Target the weaklings
In Jack's case, leading up to launch John Lewis seemed a safe bet to have lower protection against bots, given its weaker connection to the gaming scene and assumed lack of preparedness. Finding only one bot that was able to target the site made him more sure that it was a good choice. That suspicion was borne out by 12 completed orders on launch day, four of which were later cancelled. That's 8 consoles secured, plus the four from pre-orders to total up at 12.
Other sites, like Game and Curry's, used queueing systems that stymied more, but not all, bots - some had what Jack called a "queue-skip", which is as advantageous as it sounds, while Tesco seemingly moved its PS5 launch onto a third-party site to avoid crashing any of its other services. That tactic drew "admiration" from Jack and his ilk, but normal buyers would probably point out that it didn't make it any easier to buy a console without cutting the line.
One of the biggest challenges, it turns out, isn't running enough bots to have a chance at getting plenty of consoles, but in having enough cards and addresses to complete orders - Jack namechecks fintech darlings like Revolut and Monzo to explain how he can have had 12 virtual cards ready to go, but delivery addresses generally need borrowing from friends and family.
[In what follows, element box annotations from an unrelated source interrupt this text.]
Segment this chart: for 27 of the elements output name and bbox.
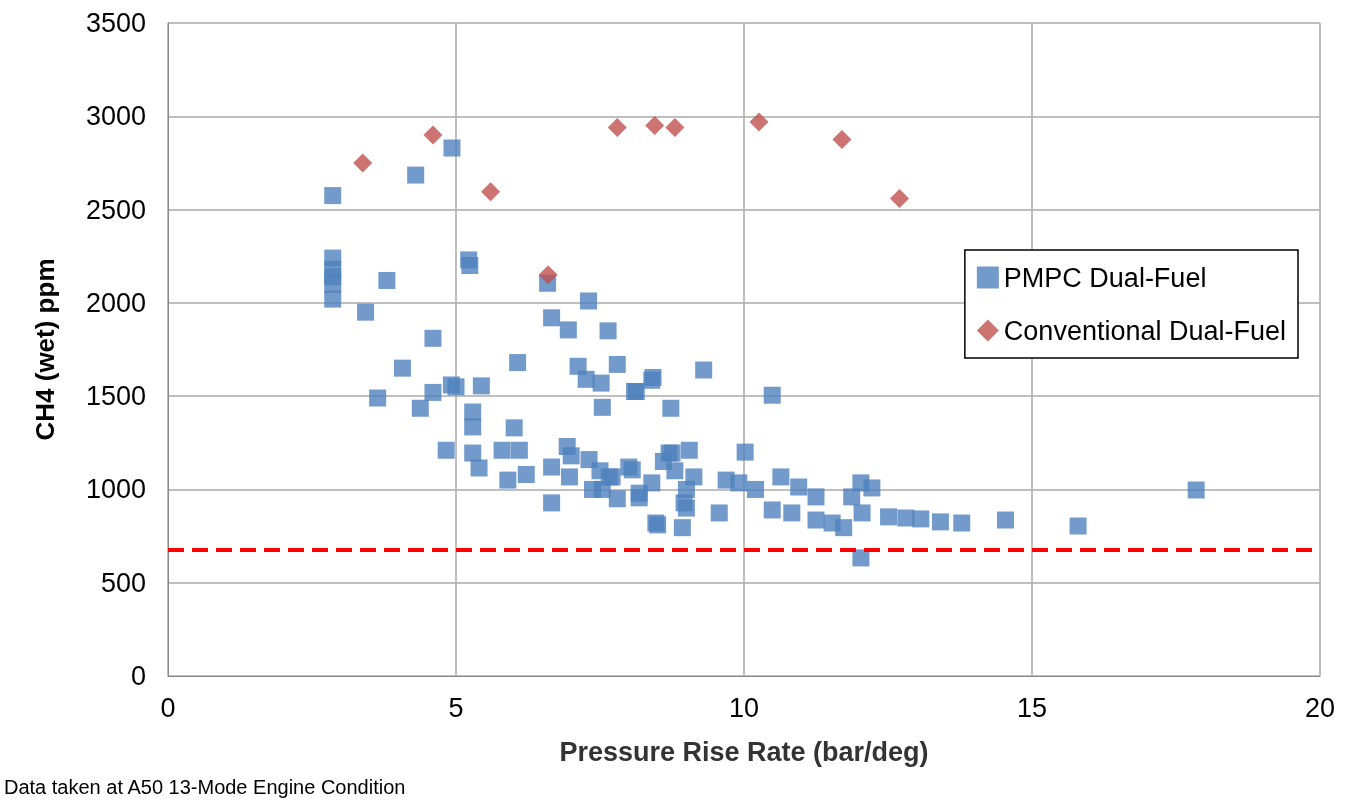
x-tick-label: 20 — [1304, 692, 1336, 723]
legend-label: Conventional Dual-Fuel — [1003, 315, 1286, 346]
point — [481, 182, 501, 202]
x-axis-title: Pressure Rise Rate (bar/deg) — [559, 736, 929, 767]
point — [890, 188, 910, 208]
y-axis-title: CH4 (wet) ppm — [30, 258, 60, 441]
x-tick-label: 15 — [1016, 692, 1048, 723]
text: Data taken at A50 13-Mode Engine Condition — [4, 776, 406, 798]
y-tick-label: 2500 — [85, 194, 146, 225]
point — [832, 130, 852, 150]
x-tick-label: 5 — [448, 692, 464, 723]
point — [423, 125, 443, 145]
y-tick-label: 1000 — [85, 474, 146, 505]
y-tick-label: 500 — [100, 567, 146, 598]
y-tick-label: 0 — [130, 661, 146, 691]
point — [645, 116, 665, 136]
y-tick-label: 3500 — [85, 8, 146, 38]
y-tick-label: 3000 — [85, 101, 146, 132]
point — [353, 153, 373, 173]
y-tick-label: 1500 — [85, 381, 146, 412]
legend-label: PMPC Dual-Fuel — [1003, 262, 1207, 293]
point — [607, 117, 627, 137]
point — [665, 117, 685, 137]
y-tick-label: 2000 — [85, 287, 146, 318]
x-tick-label: 0 — [160, 692, 176, 723]
point — [749, 112, 769, 132]
x-tick-label: 10 — [728, 692, 760, 723]
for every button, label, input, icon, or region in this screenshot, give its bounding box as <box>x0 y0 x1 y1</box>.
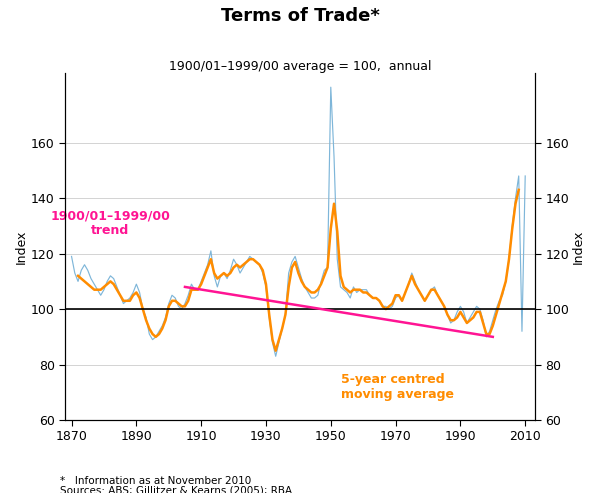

It'll get worse before it gets better
With consoles going for between £800 and £850 at the moment, that's a large enough profit as it stands right now, most people would agree. Sadly, though, Jack's view is that things aren't going to get any cheaper - with more stock waves before Christmas looking likely to disappear just as quickly, as people get closer to the holiday demand is going to go up, and Jack is of the view that £1,000 will be the minimum going rate in the couple of days before Christmas itself.
While he's just a fairly experienced reseller, not a market analyst, looking at his estimations on PS5 stock so far, and how they've turned out, you probably wouldn't bet against him being right. That's dispiriting to consider, whatever windfall it means for the canny minds in Jack's reselling Discord.